Kolları bana sıkıca dolanmışken ben durup onun yüzünü izledim kollarının arasında santimlik hareket ettiğimde gözlerini açmasa da uyandığını biliyorum. Bu bizim mesleki deformasyonumuzdu uykumuz tüyden daha hafifti ve rüzgarın hissi ile bile uyanırdık o da şu an santimlik hareketimle uyanmıştı. Aslında uykusu bölmek istemezdim ki bunu da yapmazdım zaten ama bu bey ile evleniyordum ve düğün telaşım, heyecanım, içimin içime sığmaması gibi durumlar vardı o yüzden o güzel gözlerini açsa iyi ederdi. Ama elbette bunu yapmadı ve gözleri kapalı kalmaya devam etti beni kandıramayacağını tabi ki biliyordu ama onun bu oyununa ayak uydurdum. “Ayberk.” Dedim uyanması için ama aslında istediği şeyi biliyordum, onu öperek uyandırmamı seviyordu ve her sabah bunu bekliyordu benden, bu sabah ise onunla biraz uğraşacaktım. Müstakbel kocamla uğraşmaya hakkım vardı bence.

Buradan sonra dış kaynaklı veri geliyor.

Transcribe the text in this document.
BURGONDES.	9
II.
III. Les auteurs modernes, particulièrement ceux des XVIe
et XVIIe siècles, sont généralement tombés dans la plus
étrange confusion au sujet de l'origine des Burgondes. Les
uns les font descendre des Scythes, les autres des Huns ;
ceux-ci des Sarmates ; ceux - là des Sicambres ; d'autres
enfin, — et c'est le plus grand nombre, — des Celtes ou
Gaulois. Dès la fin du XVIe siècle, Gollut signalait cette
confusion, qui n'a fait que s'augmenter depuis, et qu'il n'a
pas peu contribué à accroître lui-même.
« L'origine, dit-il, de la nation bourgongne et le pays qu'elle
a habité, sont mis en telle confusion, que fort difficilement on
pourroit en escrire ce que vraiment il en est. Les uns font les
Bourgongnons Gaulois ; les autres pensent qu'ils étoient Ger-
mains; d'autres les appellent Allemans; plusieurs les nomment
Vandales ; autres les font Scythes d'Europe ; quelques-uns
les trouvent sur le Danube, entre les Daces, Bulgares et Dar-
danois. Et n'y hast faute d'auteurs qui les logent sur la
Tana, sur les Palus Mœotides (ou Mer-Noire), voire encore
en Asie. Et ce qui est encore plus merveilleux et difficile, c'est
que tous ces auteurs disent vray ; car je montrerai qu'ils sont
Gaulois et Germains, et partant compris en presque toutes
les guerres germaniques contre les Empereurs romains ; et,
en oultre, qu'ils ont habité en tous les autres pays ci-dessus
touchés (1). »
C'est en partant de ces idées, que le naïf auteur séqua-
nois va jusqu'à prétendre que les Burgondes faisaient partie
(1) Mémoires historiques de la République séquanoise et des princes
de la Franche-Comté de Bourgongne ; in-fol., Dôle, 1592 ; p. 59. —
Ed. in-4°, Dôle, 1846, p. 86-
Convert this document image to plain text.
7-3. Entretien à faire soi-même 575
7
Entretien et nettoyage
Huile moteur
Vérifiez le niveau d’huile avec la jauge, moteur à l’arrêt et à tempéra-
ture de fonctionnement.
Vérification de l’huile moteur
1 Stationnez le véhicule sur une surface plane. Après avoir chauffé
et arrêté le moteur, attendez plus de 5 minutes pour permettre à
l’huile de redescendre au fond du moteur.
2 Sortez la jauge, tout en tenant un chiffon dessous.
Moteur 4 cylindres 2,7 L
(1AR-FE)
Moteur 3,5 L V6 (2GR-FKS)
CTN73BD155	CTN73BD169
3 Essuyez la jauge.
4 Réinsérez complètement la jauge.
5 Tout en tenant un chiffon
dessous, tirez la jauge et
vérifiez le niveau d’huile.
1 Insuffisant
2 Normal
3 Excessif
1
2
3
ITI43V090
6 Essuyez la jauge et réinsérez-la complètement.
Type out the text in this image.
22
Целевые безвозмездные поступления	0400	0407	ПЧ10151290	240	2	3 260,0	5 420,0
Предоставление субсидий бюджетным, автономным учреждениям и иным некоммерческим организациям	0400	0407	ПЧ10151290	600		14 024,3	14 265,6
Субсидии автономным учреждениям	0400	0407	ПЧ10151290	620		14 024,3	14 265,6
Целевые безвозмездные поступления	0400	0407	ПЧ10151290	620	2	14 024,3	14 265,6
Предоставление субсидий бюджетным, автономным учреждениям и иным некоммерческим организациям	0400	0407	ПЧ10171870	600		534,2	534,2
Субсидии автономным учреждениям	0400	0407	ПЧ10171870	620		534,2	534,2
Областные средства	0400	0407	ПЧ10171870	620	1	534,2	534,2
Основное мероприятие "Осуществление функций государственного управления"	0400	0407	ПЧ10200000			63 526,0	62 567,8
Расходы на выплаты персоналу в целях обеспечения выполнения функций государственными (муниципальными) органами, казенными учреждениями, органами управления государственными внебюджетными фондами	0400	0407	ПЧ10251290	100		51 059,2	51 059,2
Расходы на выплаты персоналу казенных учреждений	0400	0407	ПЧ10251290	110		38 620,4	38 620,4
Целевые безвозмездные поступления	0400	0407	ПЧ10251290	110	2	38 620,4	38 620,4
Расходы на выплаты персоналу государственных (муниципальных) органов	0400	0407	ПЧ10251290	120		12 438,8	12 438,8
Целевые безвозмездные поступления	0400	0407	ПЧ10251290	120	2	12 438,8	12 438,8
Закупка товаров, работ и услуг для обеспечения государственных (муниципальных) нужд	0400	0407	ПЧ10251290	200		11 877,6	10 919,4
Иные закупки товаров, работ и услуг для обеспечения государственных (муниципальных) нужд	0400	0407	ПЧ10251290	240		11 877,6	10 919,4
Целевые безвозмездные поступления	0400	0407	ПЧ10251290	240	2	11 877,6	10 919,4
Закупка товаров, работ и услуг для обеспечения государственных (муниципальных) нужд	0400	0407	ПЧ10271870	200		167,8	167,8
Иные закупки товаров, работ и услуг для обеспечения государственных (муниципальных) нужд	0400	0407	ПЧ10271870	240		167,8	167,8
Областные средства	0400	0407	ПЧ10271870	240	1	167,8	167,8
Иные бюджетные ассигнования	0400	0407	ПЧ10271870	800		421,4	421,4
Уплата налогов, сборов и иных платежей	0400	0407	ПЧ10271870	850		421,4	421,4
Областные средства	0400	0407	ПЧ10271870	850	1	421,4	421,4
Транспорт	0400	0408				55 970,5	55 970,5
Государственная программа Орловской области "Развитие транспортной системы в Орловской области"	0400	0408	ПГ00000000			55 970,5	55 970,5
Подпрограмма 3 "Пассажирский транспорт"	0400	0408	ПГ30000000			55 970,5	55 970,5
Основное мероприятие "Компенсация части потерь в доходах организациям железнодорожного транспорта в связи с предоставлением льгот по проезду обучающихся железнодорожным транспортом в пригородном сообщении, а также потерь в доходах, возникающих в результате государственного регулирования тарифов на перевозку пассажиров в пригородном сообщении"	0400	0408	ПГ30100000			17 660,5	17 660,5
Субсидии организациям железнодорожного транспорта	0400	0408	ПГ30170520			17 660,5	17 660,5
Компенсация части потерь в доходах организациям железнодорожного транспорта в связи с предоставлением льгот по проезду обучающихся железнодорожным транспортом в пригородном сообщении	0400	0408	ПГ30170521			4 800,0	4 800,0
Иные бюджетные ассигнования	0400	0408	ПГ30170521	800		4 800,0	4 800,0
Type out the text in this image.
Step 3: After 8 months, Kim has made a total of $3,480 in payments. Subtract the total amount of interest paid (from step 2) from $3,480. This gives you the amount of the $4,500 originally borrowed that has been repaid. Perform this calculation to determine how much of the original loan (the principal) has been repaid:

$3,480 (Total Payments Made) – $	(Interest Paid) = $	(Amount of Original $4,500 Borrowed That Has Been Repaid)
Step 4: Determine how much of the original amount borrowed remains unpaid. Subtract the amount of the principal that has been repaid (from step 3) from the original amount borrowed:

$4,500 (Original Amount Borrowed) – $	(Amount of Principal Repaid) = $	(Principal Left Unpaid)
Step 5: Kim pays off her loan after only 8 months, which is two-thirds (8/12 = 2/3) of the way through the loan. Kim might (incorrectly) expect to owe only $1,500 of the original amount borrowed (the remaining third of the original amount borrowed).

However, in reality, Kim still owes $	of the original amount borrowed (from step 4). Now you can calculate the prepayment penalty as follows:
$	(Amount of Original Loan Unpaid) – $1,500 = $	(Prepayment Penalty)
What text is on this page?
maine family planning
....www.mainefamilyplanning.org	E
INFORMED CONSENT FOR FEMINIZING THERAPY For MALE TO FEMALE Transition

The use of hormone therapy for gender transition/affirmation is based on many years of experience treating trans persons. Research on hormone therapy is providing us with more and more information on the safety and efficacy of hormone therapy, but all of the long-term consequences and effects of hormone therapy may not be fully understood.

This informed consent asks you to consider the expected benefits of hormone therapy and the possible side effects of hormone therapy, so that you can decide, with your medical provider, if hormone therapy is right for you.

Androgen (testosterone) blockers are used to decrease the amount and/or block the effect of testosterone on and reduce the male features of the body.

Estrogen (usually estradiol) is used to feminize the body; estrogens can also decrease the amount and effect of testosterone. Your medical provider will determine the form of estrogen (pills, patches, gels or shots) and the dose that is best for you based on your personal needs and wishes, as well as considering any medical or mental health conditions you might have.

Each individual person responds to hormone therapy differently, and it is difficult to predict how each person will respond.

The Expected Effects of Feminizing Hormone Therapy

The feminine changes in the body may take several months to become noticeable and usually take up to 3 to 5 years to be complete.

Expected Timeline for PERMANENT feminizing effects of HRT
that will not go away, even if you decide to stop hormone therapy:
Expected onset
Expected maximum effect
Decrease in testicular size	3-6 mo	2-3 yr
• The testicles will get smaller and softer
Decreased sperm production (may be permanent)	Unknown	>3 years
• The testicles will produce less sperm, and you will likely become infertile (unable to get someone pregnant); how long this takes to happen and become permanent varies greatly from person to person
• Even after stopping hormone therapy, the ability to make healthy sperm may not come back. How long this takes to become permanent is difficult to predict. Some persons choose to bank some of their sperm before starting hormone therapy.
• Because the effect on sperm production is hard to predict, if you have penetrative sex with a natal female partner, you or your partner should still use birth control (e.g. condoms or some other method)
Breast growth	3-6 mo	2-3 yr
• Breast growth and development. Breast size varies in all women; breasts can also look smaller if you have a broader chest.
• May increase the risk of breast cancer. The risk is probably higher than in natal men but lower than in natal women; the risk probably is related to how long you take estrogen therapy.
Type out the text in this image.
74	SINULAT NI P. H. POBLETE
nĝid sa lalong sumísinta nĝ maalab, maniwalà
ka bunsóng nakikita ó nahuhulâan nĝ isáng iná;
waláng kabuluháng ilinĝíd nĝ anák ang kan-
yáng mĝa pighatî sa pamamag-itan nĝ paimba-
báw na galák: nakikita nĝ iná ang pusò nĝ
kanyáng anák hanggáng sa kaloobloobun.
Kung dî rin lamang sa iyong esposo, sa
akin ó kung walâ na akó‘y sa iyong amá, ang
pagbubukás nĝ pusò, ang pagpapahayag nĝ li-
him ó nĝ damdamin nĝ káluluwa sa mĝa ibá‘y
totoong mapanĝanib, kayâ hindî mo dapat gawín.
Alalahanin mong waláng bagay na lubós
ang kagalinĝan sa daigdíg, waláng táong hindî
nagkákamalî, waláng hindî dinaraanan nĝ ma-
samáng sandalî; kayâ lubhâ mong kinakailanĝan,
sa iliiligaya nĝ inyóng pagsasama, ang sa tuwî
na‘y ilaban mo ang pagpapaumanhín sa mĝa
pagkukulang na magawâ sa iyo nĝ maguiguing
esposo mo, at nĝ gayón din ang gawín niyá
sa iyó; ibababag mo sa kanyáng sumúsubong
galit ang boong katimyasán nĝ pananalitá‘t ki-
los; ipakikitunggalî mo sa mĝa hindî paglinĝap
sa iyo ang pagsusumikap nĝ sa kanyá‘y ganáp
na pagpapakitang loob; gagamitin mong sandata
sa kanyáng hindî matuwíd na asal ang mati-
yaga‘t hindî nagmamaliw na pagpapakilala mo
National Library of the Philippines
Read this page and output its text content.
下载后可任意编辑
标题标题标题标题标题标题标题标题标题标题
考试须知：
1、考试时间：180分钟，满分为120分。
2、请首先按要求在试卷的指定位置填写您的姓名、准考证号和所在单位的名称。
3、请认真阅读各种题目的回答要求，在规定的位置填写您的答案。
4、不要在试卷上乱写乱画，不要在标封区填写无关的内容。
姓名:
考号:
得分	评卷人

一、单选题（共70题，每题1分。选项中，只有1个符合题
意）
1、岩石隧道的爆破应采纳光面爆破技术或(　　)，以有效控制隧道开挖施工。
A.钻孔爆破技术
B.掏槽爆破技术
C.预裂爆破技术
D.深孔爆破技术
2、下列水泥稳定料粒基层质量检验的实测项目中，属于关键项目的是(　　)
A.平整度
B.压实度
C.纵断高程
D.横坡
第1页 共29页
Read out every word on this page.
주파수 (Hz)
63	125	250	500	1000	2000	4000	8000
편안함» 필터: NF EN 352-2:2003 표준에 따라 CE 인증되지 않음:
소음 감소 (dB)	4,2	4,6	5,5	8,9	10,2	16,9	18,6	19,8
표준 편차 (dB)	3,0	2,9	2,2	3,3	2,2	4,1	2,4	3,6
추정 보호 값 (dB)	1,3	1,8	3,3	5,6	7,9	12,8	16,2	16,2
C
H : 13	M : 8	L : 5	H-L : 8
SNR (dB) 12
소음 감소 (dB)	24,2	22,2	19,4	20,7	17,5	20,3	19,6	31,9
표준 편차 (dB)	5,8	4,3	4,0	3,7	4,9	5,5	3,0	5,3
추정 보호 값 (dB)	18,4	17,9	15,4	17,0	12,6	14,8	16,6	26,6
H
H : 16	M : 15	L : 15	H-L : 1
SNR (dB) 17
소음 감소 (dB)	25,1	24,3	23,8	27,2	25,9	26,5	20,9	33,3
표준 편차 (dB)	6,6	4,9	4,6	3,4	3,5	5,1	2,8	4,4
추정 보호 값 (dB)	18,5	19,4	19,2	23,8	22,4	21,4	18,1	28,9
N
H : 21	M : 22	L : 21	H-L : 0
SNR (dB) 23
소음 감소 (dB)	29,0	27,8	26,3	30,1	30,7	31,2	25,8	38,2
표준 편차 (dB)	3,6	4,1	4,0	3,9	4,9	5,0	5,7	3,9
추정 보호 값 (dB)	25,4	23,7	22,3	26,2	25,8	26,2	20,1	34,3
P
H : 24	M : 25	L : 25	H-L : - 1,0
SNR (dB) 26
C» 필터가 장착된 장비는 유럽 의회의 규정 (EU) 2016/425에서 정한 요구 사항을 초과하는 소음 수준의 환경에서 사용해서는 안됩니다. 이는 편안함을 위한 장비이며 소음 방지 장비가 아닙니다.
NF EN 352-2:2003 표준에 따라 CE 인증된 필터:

Yine onda milim kıpırdamadığında gülmemek için dudaklarımı birbirine bastırdım avcumu yanağına yaslayıp tekrar seslendim. “Ayberk.” Yine milim kıpırdamadığında kahkaha atma isteğime hakim olmaya çalıştım. “Beni öpmeden gözlerimi açmayacağım.” Kalın ve derin sesi yine kalbimin ritmini şaşırmasına sebep olurken ben gülmemek için dudaklarımı birbirine bastırarak yattığım yerde doğruldum. “Kalk hadi çok işimiz var.” Yatakta oturur pozisyondayken bileğimden tuttuğu gibi beni geriye çektiğinde tekrar yatmış bulundum, bileğimi bırakmazken gözlerini de açmadı. “Gözlerimi açmadan kalkamam.” Onu öpmeden kalkmayacağını anlayınca kendimi tutamayıp kahkaha attım bu halleri benim için fazla tatlıydı, ben kahkaha attığımda o anında gözlerini açtı ve gülüşüme bakarak gülümsedi. Ve yine kalbim ritmini şaşırdı.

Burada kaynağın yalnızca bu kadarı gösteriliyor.